Categories: Income Drawdown
Topics: Income Drawdown| Flexible drawdown| Capped drawdown| enhanced protection| lifetime allowance
Advisers should consider recommending fixed protection to clients who have already started drawing their pension pot, SIPP provider Suffolk Life said.
Her Majesty's Revenue and Customs (HMRC) opened applications for fixed protection in August. Applications must be completed before April 2012.
Suffolk Life analysts have pointed out the protection, which currently shields pension pots from punitive tax charges up to £1.8m provided investors stop making contributions, is not just for clients who have yet to crystalise any of their fund.
There is more than one test of a pension pot against the lifetime allowance (LTA), the provider warned.
First, the fund is tested against the LTA when the client enters drawdown and takes their tax free lump sum, which uses up a percentage of their LTA.
Then, when the client buys an annuity or there is another benefit crystalisation event (BCE), there will be another LTA test.

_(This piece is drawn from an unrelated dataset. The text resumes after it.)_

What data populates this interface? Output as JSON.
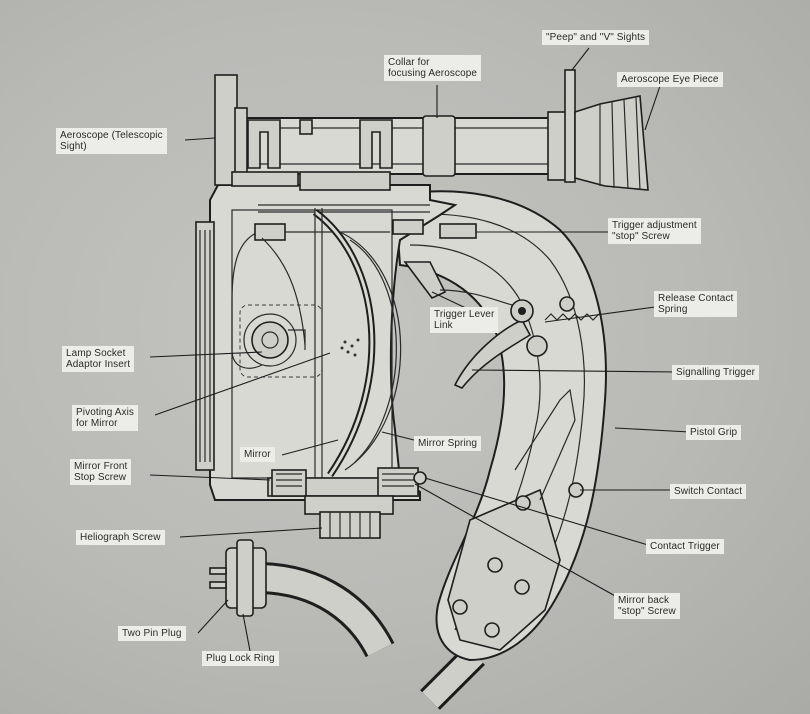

At this point, the growth on the fund since the first BCE is tested against the remaining unused percentage of the LTA.
From April 2012, the government is reducing the LTA to £1.5m.
Claire Brooks, pensions technical manager at Suffolk Life (pictured), said: "For those at or near the LTA when crystallising into drawdown, there is always the chance they may exceed their percentage of unused LTA.
"This is exacerbated by the reducing LTA. Fixed protection could be the answer for those eligible to apply."
Greg Kingston, head of marketing at Suffolk Life, said: "With the market volatility that has almost become the norm over the past couple of years some investors could easily be caught out by this."
Matthew Stephens, head of product, sales and technical at the Prudential, said: "IFAs need to get round all of their clients and decide whether they need fixed protection as soon as they can. Applying in January or February will be too late."